По спутниковому телефону можно позвонить родственникам на далекую Амазонку.

 
 

«А нам говорили, что как гражданство получите, так и станете никому не нужны. Обманут вас. А мы не верили! А ведь и правда...» — смотрят обиженно, аки брошенные малые дети, наивные, доверчивые, прельщенные. Будто и не рассуждали пару минут назад про свою от меня выгоду и корысть.

Зачем это было нужно им сюда возвращаться?

«Черемухой пахнет. И березы... Снились мне они с юных лет», — вздыхает старая Татьяна Килина, жена духовного старосты общины Федора Килина, увезенная родителями из этих мест во младенческом возрасте.

— Конечно, сегодняшний день староверам от российского государства все-таки большая привилегия, — резюмируют наконец хозяева, чтобы я не искала в их возвращении только плохое. — Нас все-таки уже не сжигают заживо, как наших предков.

Кудахчут во дворе курицы. На стене русской избы в деревеньке Дерсу, правильной, в меру ветхой, некогда заброшенной, а теперь проданной староверам буквально за копейки, висит расписной ковер — ярким пятном на темных, нелакированных досках. Будто фломастером нарисован вышитый разнопестрый фазан, заграничный кузен скромных российских несушек.

— А я вам фрукты привезла. Такой от меня толк, — вспоминаю вдруг. — Детям. Вы не бойтесь, я их в нашей поганой воде не мыла и вообще не трогала, как купила в магазине — так сразу и в сумку положила. Витамины же...

Невиданные в этих сопках и прежде такие привычные апельсины и ананасы староверов радуют. В отличие от обещаний президента фрукты реально можно съесть — промыв предварительно от микробов и бесов в проточной речной воде.

Мальчуган в расписной косовороточке, лет шести, не более, задумчиво ковыряется в носу, смотрит на банан — вспоминает, видимо, далекую родину Бразилию, что будет ему сниться до старости в цветных снах, но, заметив мой интерес, убегает купаться с остальными ребятами на реку Уссурийку.

 
   
 

Стиральные машины — допустимый грех.

 
 

Конец света

Ульян долго думает, как же можно еще меня использовать. Чешет рыжую бороду. Размышляет. Выгонять нехорошо. Не по-божески. «Дать интервью? А на тему?» Сначала даже фотографировать запрещает: «Ты это в газете напечатаешь. Газету в туалет отнесут и попу моим образом и подобием Божием подотрут. Поди хорошо?»

— Вообще-то в России уже давно и туалетная бумага для этих целей имеется, — возмущаюсь я. — А еще статья будет в Интернете.

— Ага, в Интернете, — всколыхнулся Ульян. — Опутала дьявольская сеть весь мир — включат наши родственники в Боливии компьютер, а там мы, на жизнь свою жалуемся. На смех они нас поднимут...

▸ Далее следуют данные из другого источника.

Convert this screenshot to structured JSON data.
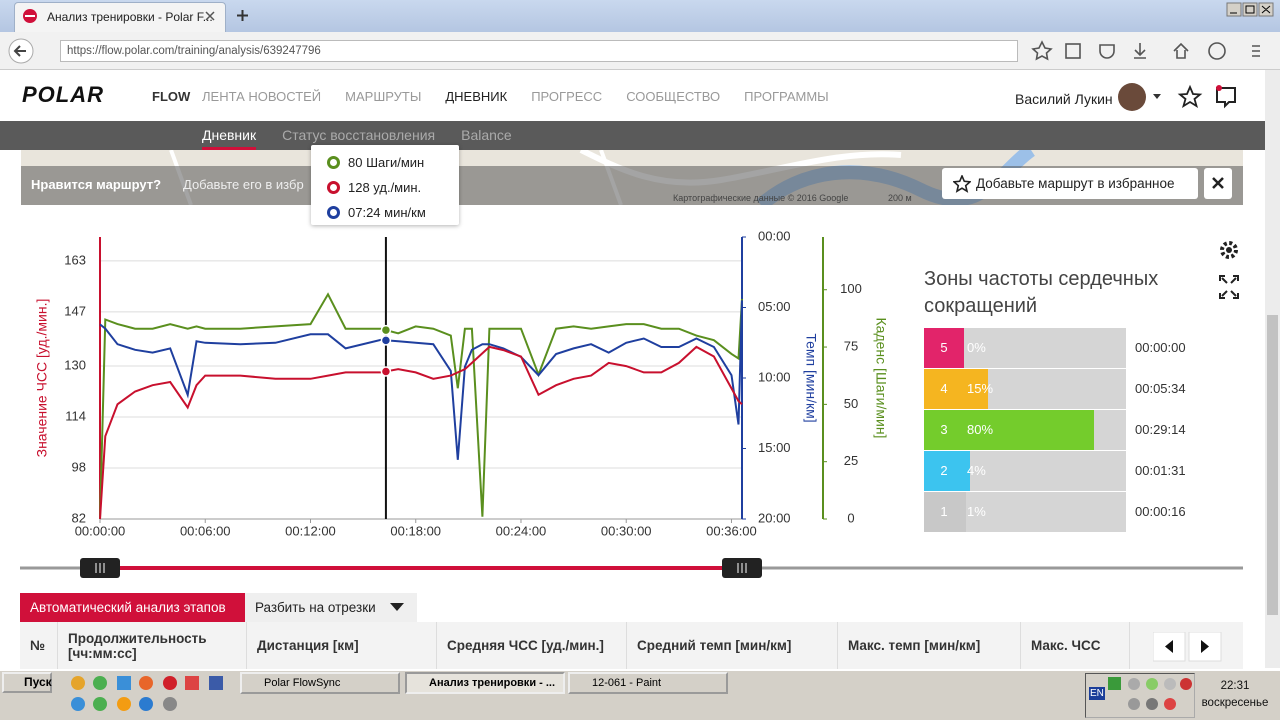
{
  "browser": {
    "tab_title": "Анализ тренировки - Polar F...",
    "url": "https://flow.polar.com/training/analysis/639247796"
  },
  "nav": {
    "logo": "POLAR",
    "brand": "FLOW",
    "items": [
      "ЛЕНТА НОВОСТЕЙ",
      "МАРШРУТЫ",
      "ДНЕВНИК",
      "ПРОГРЕСС",
      "СООБЩЕСТВО",
      "ПРОГРАММЫ"
    ],
    "active": 2,
    "user": "Василий Лукин"
  },
  "subnav": {
    "items": [
      "Дневник",
      "Статус восстановления",
      "Balance"
    ],
    "active": 0
  },
  "map": {
    "prompt": "Нравится маршрут?",
    "hint": "Добавьте его в избр",
    "button": "Добавьте маршрут в избранное",
    "attribution": "Картографические данные © 2016 Google",
    "scale": "200 м"
  },
  "tooltip": [
    {
      "label": "80 Шаги/мин",
      "color": "#5a8f1e"
    },
    {
      "label": "128 уд./мин.",
      "color": "#c8102e"
    },
    {
      "label": "07:24 мин/км",
      "color": "#1f3f9f"
    }
  ],
  "chart": {
    "type": "line",
    "x": [
      0,
      0.3,
      1,
      2,
      3,
      4,
      5,
      5.5,
      6,
      8,
      10,
      12,
      13,
      14,
      16,
      17,
      18,
      19,
      20,
      20.4,
      20.8,
      21.2,
      21.8,
      22.2,
      23,
      24,
      25,
      26,
      27,
      28,
      29,
      30,
      31,
      32,
      33,
      34,
      35,
      36,
      36.4,
      36.6
    ],
    "xlim": [
      0,
      36.6
    ],
    "xticks": [
      {
        "value": 0,
        "label": "00:00:00"
      },
      {
        "value": 6,
        "label": "00:06:00"
      },
      {
        "value": 12,
        "label": "00:12:00"
      },
      {
        "value": 18,
        "label": "00:18:00"
      },
      {
        "value": 24,
        "label": "00:24:00"
      },
      {
        "value": 30,
        "label": "00:30:00"
      },
      {
        "value": 36,
        "label": "00:36:00"
      }
    ],
    "ylabel": "Значение ЧСС [уд./мин.]",
    "ylim": [
      82,
      170.5
    ],
    "yticks": [
      82,
      98,
      114,
      130,
      147,
      163
    ],
    "y2label": "Темп [мин/км]",
    "y2lim": [
      0,
      20
    ],
    "y2_inverted": true,
    "y2ticks": [
      {
        "value": 0,
        "label": "00:00"
      },
      {
        "value": 5,
        "label": "05:00"
      },
      {
        "value": 10,
        "label": "10:00"
      },
      {
        "value": 15,
        "label": "15:00"
      },
      {
        "value": 20,
        "label": "20:00"
      }
    ],
    "y3label": "Каденс [Шаги/мин]",
    "y3lim": [
      0,
      123
    ],
    "y3ticks": [
      0,
      25,
      50,
      75,
      100
    ],
    "grid": true,
    "cursor_x": 16.3,
    "series": [
      {
        "name": "ЧСС",
        "color": "#c8102e",
        "axis": "y",
        "values": [
          82,
          108,
          118,
          122,
          124,
          125,
          117,
          124,
          127,
          127,
          126,
          126,
          127,
          128,
          128,
          129,
          128,
          126,
          127,
          128,
          129,
          131,
          134,
          136,
          135,
          133,
          121,
          124,
          126,
          127,
          131,
          130,
          128,
          128,
          131,
          136,
          133,
          123,
          119,
          118
        ]
      },
      {
        "name": "Темп",
        "color": "#1f3f9f",
        "axis": "y2",
        "values": [
          6.2,
          6.5,
          7.6,
          8.0,
          8.2,
          7.9,
          11.2,
          7.4,
          7.5,
          7.6,
          7.5,
          6.9,
          6.9,
          7.9,
          7.3,
          7.4,
          7.5,
          7.6,
          9.5,
          15.8,
          9.2,
          8.0,
          7.6,
          7.6,
          7.9,
          8.5,
          9.8,
          8.3,
          7.9,
          7.6,
          8.2,
          7.5,
          7.2,
          7.8,
          7.8,
          7.2,
          7.8,
          9.8,
          13.3,
          4.5
        ]
      },
      {
        "name": "Каденс",
        "color": "#5a8f1e",
        "axis": "y3",
        "values": [
          0,
          87,
          85,
          83,
          83,
          85,
          83,
          84,
          83,
          83,
          84,
          85,
          98,
          83,
          83,
          81,
          84,
          83,
          80,
          57,
          83,
          83,
          1,
          83,
          83,
          83,
          63,
          83,
          84,
          83,
          84,
          85,
          85,
          83,
          83,
          80,
          78,
          72,
          70,
          96
        ]
      }
    ]
  },
  "zones": {
    "title": "Зоны частоты сердечных сокращений",
    "rows": [
      {
        "zone": "5",
        "value": 0,
        "value_label": "0%",
        "time": "00:00:00",
        "color": "#e2246a"
      },
      {
        "zone": "4",
        "value": 15,
        "value_label": "15%",
        "time": "00:05:34",
        "color": "#f5b520"
      },
      {
        "zone": "3",
        "value": 80,
        "value_label": "80%",
        "time": "00:29:14",
        "color": "#74cc2c"
      },
      {
        "zone": "2",
        "value": 4,
        "value_label": "4%",
        "time": "00:01:31",
        "color": "#3cc4ef"
      },
      {
        "zone": "1",
        "value": 1,
        "value_label": "1%",
        "time": "00:00:16",
        "color": "#c8c8c8"
      }
    ]
  },
  "laps": {
    "tabs": [
      "Автоматический анализ этапов",
      "Разбить на отрезки"
    ],
    "headers": [
      "№",
      "Продолжительность [чч:мм:сс]",
      "Дистанция [км]",
      "Средняя ЧСС [уд./мин.]",
      "Средний темп [мин/км]",
      "Макс. темп [мин/км]",
      "Макс. ЧСС"
    ]
  },
  "taskbar": {
    "start": "Пуск",
    "tasks": [
      "Polar FlowSync",
      "Анализ тренировки - ...",
      "12-061 - Paint"
    ],
    "active": 1,
    "lang": "EN",
    "time": "22:31",
    "day": "воскресенье"
  }
}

Тысячи глаз на нас оттуда смотрят, как мы обустроимся, сможем ли стать своими на новом месте.

— А разве ваши родственники-староверы пользуются Интернетом? — удивляюсь я. — Разве это не грех?

— Грех, — соглашается Ульян. — Еще какой грех. Бес, он не дремлет. Последние времена настали... Такая прелесть сильная, едва ли сам апостол Петр не прельстился бы! И мы не оправдываемся. Виноваты, пользуемся, грешны.

На околице Дерсу — спутниковый телефон. С тарелкой и на кнопочках, поставлен по нацпроекту Медведева. С него по карточке можно звонить хоть в Южную Америку, хоть во Владивосток, хоть в районный центр Дальний Кут, что всего в тридцати километрах отсюда, — там администрация, библиотека, магазин, люди. В Америку звонят чаще. Но только когда телефон работает. А работает он пять часов в день. Три часа утром и два — вечером, как стемнеет. В другое время электричество не тянет.

— Дизель у нас маломощный, — вздыхает Ульян, приступая к жалобам. — Его поставили, когда тут всего три семьи жили. Тогда его хватало. А сейчас вон сколько нас понаехало. Есть программа, говорят, по переходу на центральное электроснабжение, но пока она до нас дойдет... Мы тут без света пропадаем. Обманули нас во всем, короче. Обещали дать скот, пробурить скважину, заасфальтировать дорогу — а деньги, говорят, на саммит АТЭС ушли, сидим здесь, как в XVII веке предки наши, в голимой темноте, — завершает неожиданно Ульян.

От словечка «голимый» я аж вздрагиваю... Цивилизация незримо, но упрямо протискивается в лексикон староверов.

В каждой староверской семье сейчас по две (у некоторых три) стиральные машины — это грех, но допустимый, без централизованной стирки не прожить. Не в реке же полоскать тазы с бельем на огромные патриархальные семьи. А еще есть холодильники, морозилки. Электрические и самопрограммирующиеся швейные машинки. «Вы не знаете, как правильно USB-порт подключить к программе, чтобы рисунки для вышивки с компьютера поинтереснее скачать?» — спрашивают местные девушки. 20 долларов стоит вышить крестиком рубашку суженому handmade, а если на машинке — 10 долларов. Только в самой машинке картинки так себе — кошечки, собачки всякие, без наворотов. Какой жених на такое польстится?

 
   
 

У 23-летней Анны уже трое детей.

 
 

Дальневосточная Кармен

Для того чтобы делать детей, электрический свет, впрочем, не нужен. Да и образование особо ни к чему. Чем умнее девка, тем выше она себя ценить станет. А какому мужику это понравится?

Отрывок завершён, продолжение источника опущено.